-ffp-contract=fast

GCC per default enables one optimization for x86_64 that can change the result of floating-point operations: -ffp-contract=fast.1 This allows the compiler to do floating-point expression contraction such as combining multiplication and addition instructions with an FMA instruction.2

Various optimizations and heuristics may affect which calculations are contracted:

  • Optimizations such as inlining and loop unrolling may introduce new opportunities for contraction.
  • It is not always a good idea to use an FMA instruction for a calculation x*y+z. For example, suppose x and y are available early in the function and z late.
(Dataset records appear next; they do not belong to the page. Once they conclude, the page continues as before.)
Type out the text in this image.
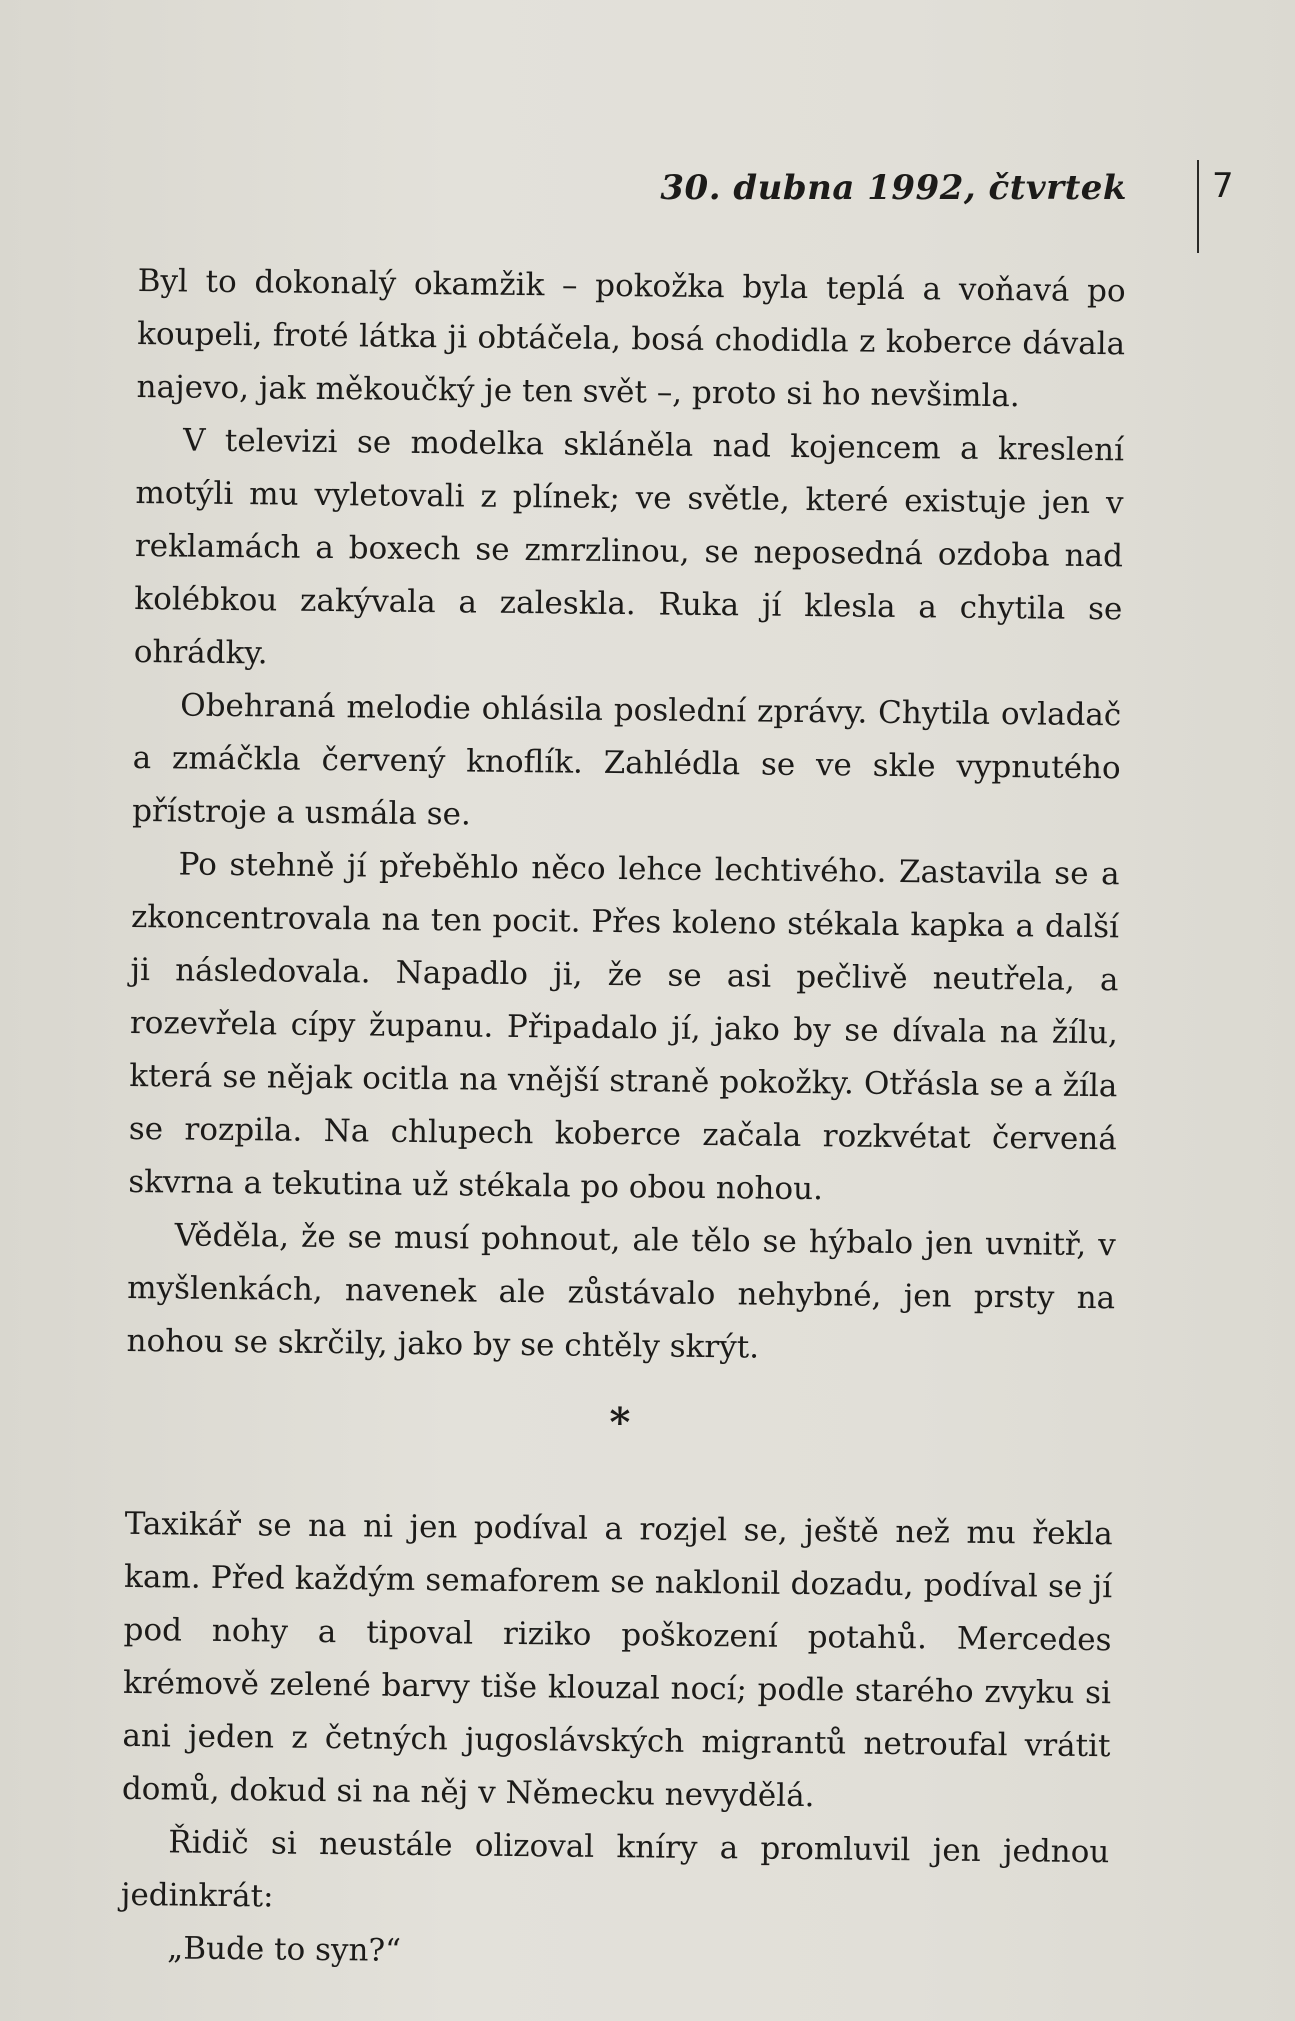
30. dubna 1992, čtvrtek	7

Byl to dokonalý okamžik – pokožka byla teplá a voňavá po koupeli, froté látka ji obtáčela, bosá chodidla z koberce dávala najevo, jak měkoučký je ten svět –, proto si ho nevšimla.

V televizi se modelka skláněla nad kojencem a kreslení motýli mu vyletovali z plínek; ve světle, které existuje jen v reklamách a boxech se zmrzlinou, se neposedná ozdoba nad kolébkou zakývala a zaleskla. Ruka jí klesla a chytila se ohrádky.

Obehraná melodie ohlásila poslední zprávy. Chytila ovladač a zmáčkla červený knoflík. Zahlédla se ve skle vypnutého přístroje a usmála se.

Po stehně jí přeběhlo něco lehce lechtivého. Zastavila se a zkoncentrovala na ten pocit. Přes koleno stékala kapka a další ji následovala. Napadlo ji, že se asi pečlivě neutřela, a rozevřela cípy županu. Připadalo jí, jako by se dívala na žílu, která se nějak ocitla na vnější straně pokožky. Otřásla se a žíla se rozpila. Na chlupech koberce začala rozkvétat červená skvrna a tekutina už stékala po obou nohou.

Věděla, že se musí pohnout, ale tělo se hýbalo jen uvnitř, v myšlenkách, navenek ale zůstávalo nehybné, jen prsty na nohou se skrčily, jako by se chtěly skrýt.

*

Taxikář se na ni jen podíval a rozjel se, ještě než mu řekla kam. Před každým semaforem se naklonil dozadu, podíval se jí pod nohy a tipoval riziko poškození potahů. Mercedes krémově zelené barvy tiše klouzal nocí; podle starého zvyku si ani jeden z četných jugoslávských migrantů netroufal vrátit domů, dokud si na něj v Německu nevydělá.

Řidič si neustále olizoval kníry a promluvil jen jednou jedinkrát:

„Bude to syn?“
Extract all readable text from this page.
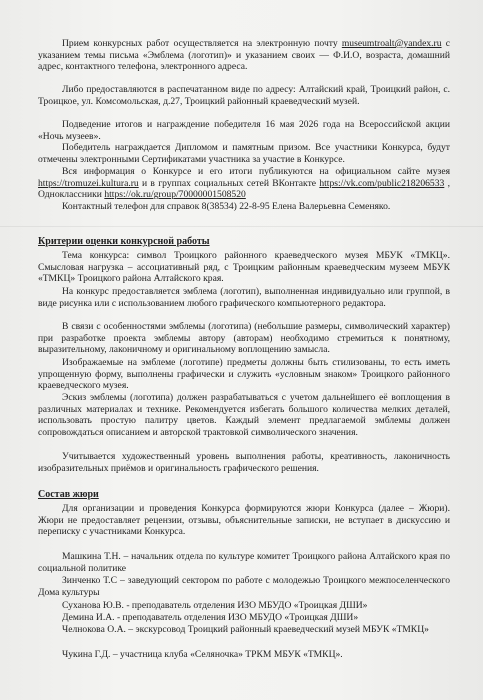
Прием конкурсных работ осуществляется на электронную почту museumtroalt@yandex.ru с указанием темы письма «Эмблема (логотип)» и указанием своих — Ф.И.О, возраста, домашний адрес, контактного телефона, электронного адреса.

Либо предоставляются в распечатанном виде по адресу: Алтайский край, Троицкий район, с. Троицкое, ул. Комсомольская, д.27, Троицкий районный краеведческий музей.

Подведение итогов и награждение победителя 16 мая 2026 года на Всероссийской акции «Ночь музеев».

Победитель награждается Дипломом и памятным призом. Все участники Конкурса, будут отмечены электронными Сертификатами участника за участие в Конкурсе.

Вся информация о Конкурсе и его итоги публикуются на официальном сайте музея https://tromuzei.kultura.ru и в группах социальных сетей ВКонтакте https://vk.com/public218206533 , Одноклассники https://ok.ru/group/70000001508520

Контактный телефон для справок 8(38534) 22-8-95 Елена Валерьевна Семеняко.

Критерии оценки конкурсной работы

Тема конкурса: символ Троицкого районного краеведческого музея МБУК «ТМКЦ». Смысловая нагрузка – ассоциативный ряд, с Троицким районным краеведческим музеем МБУК «ТМКЦ» Троицкого района Алтайского края.

На конкурс предоставляется эмблема (логотип), выполненная индивидуально или группой, в виде рисунка или с использованием любого графического компьютерного редактора.

В связи с особенностями эмблемы (логотипа) (небольшие размеры, символический характер) при разработке проекта эмблемы автору (авторам) необходимо стремиться к понятному, выразительному, лаконичному и оригинальному воплощению замысла.

Изображаемые на эмблеме (логотипе) предметы должны быть стилизованы, то есть иметь упрощенную форму, выполнены графически и служить «условным знаком» Троицкого районного краеведческого музея.

Эскиз эмблемы (логотипа) должен разрабатываться с учетом дальнейшего её воплощения в различных материалах и технике. Рекомендуется избегать большого количества мелких деталей, использовать простую палитру цветов. Каждый элемент предлагаемой эмблемы должен сопровождаться описанием и авторской трактовкой символического значения.

Учитывается художественный уровень выполнения работы, креативность, лаконичность изобразительных приёмов и оригинальность графического решения.

Состав жюри

Для организации и проведения Конкурса формируются жюри Конкурса (далее – Жюри). Жюри не предоставляет рецензии, отзывы, объяснительные записки, не вступает в дискуссию и переписку с участниками Конкурса.

Машкина Т.Н. – начальник отдела по культуре комитет Троицкого района Алтайского края по социальной политике

Зинченко Т.С – заведующий сектором по работе с молодежью Троицкого межпоселенческого Дома культуры

Суханова Ю.В. - преподаватель отделения ИЗО МБУДО «Троицкая ДШИ»

Демина И.А. - преподаватель отделения ИЗО МБУДО «Троицкая ДШИ»

Челнокова О.А. – экскурсовод Троицкий районный краеведческий музей МБУК «ТМКЦ»

Чукина Г.Д. – участница клуба «Селяночка» ТРКМ МБУК «ТМКЦ».
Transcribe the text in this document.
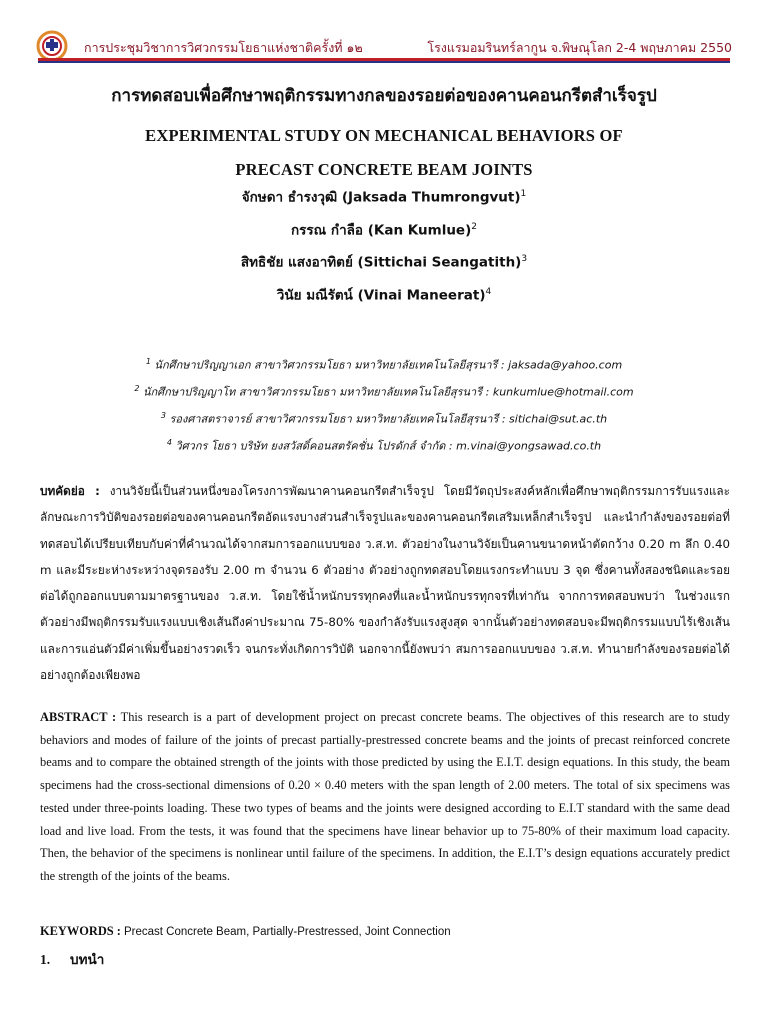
การประชุมวิชาการวิศวกรรมโยธาแห่งชาติครั้งที่ ๑๒	โรงแรมอมรินทร์ลากูน จ.พิษณุโลก 2-4 พฤษภาคม 2550

การทดสอบเพื่อศึกษาพฤติกรรมทางกลของรอยต่อของคานคอนกรีตสำเร็จรูป

EXPERIMENTAL STUDY ON MECHANICAL BEHAVIORS OF

PRECAST CONCRETE BEAM JOINTS

จักษดา ธำรงวุฒิ (Jaksada Thumrongvut)$^1$
กรรณ กำลือ (Kan Kumlue)$^2$
สิทธิชัย แสงอาทิตย์ (Sittichai Seangatith)$^3$
วินัย มณีรัตน์ (Vinai Maneerat)$^4$
$^1$ นักศึกษาปริญญาเอก สาขาวิศวกรรมโยธา มหาวิทยาลัยเทคโนโลยีสุรนารี : jaksada@yahoo.com
$^2$ นักศึกษาปริญญาโท สาขาวิศวกรรมโยธา มหาวิทยาลัยเทคโนโลยีสุรนารี : kunkumlue@hotmail.com
$^3$ รองศาสตราจารย์ สาขาวิศวกรรมโยธา มหาวิทยาลัยเทคโนโลยีสุรนารี : sitichai@sut.ac.th
$^4$ วิศวกร โยธา บริษัท ยงสวัสดิ์คอนสตรัคชั่น โปรดักส์ จำกัด : m.vinai@yongsawad.co.th
บทคัดย่อ : งานวิจัยนี้เป็นส่วนหนึ่งของโครงการพัฒนาคานคอนกรีตสำเร็จรูป โดยมีวัตถุประสงค์หลักเพื่อศึกษาพฤติกรรมการรับแรงและลักษณะการวิบัติของรอยต่อของคานคอนกรีตอัดแรงบางส่วนสำเร็จรูปและของคานคอนกรีตเสริมเหล็กสำเร็จรูป และนำกำลังของรอยต่อที่ทดสอบได้เปรียบเทียบกับค่าที่คำนวณได้จากสมการออกแบบของ ว.ส.ท. ตัวอย่างในงานวิจัยเป็นคานขนาดหน้าตัดกว้าง 0.20 m ลึก 0.40 m และมีระยะห่างระหว่างจุดรองรับ 2.00 m จำนวน 6 ตัวอย่าง ตัวอย่างถูกทดสอบโดยแรงกระทำแบบ 3 จุด ซึ่งคานทั้งสองชนิดและรอยต่อได้ถูกออกแบบตามมาตรฐานของ ว.ส.ท. โดยใช้น้ำหนักบรรทุกคงที่และน้ำหนักบรรทุกจรที่เท่ากัน จากการทดสอบพบว่า ในช่วงแรกตัวอย่างมีพฤติกรรมรับแรงแบบเชิงเส้นถึงค่าประมาณ 75-80% ของกำลังรับแรงสูงสุด จากนั้นตัวอย่างทดสอบจะมีพฤติกรรมแบบไร้เชิงเส้น และการแอ่นตัวมีค่าเพิ่มขึ้นอย่างรวดเร็ว จนกระทั่งเกิดการวิบัติ นอกจากนี้ยังพบว่า สมการออกแบบของ ว.ส.ท. ทำนายกำลังของรอยต่อได้อย่างถูกต้องเพียงพอ
ABSTRACT : This research is a part of development project on precast concrete beams. The objectives of this research are to study behaviors and modes of failure of the joints of precast partially-prestressed concrete beams and the joints of precast reinforced concrete beams and to compare the obtained strength of the joints with those predicted by using the E.I.T. design equations. In this study, the beam specimens had the cross-sectional dimensions of 0.20 × 0.40 meters with the span length of 2.00 meters. The total of six specimens was tested under three-points loading. These two types of beams and the joints were designed according to E.I.T standard with the same dead load and live load. From the tests, it was found that the specimens have linear behavior up to 75-80% of their maximum load capacity. Then, the behavior of the specimens is nonlinear until failure of the specimens. In addition, the E.I.T’s design equations accurately predict the strength of the joints of the beams.
KEYWORDS : Precast Concrete Beam, Partially-Prestressed, Joint Connection
1. บทนำ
In that case, the compiler may reduce register pressure by doing the multiplication early (so it only needs to keep one register live until z is available).3

This means that different optimization levels can make the code produce different results. And unrelated code changes may also change the result (if the compiler, for example, makes different inlining decisions because of the code change). This does not impact most programs, but it sometimes causes confusion when working with test suites that expect the result to be bit-exact.

Disabling floating-point contraction with -ffp-contract=off makes GCC generate code that produces a consistent result for x86_64.


  1. -ffp-contract=fast is enabled for C++ and GNU C. It is not enabled for standard C (that is, when compiling with -std=c99, etc.). 

  2. The FMA instruction omits the rounding done in the multiplication instruction, making the calculations produce different results for some input values. 

  3. Current GCC does, to my knowledge, not take advantage of this. But some other compilers use heuristics that take the instruction usage into account (godbolt).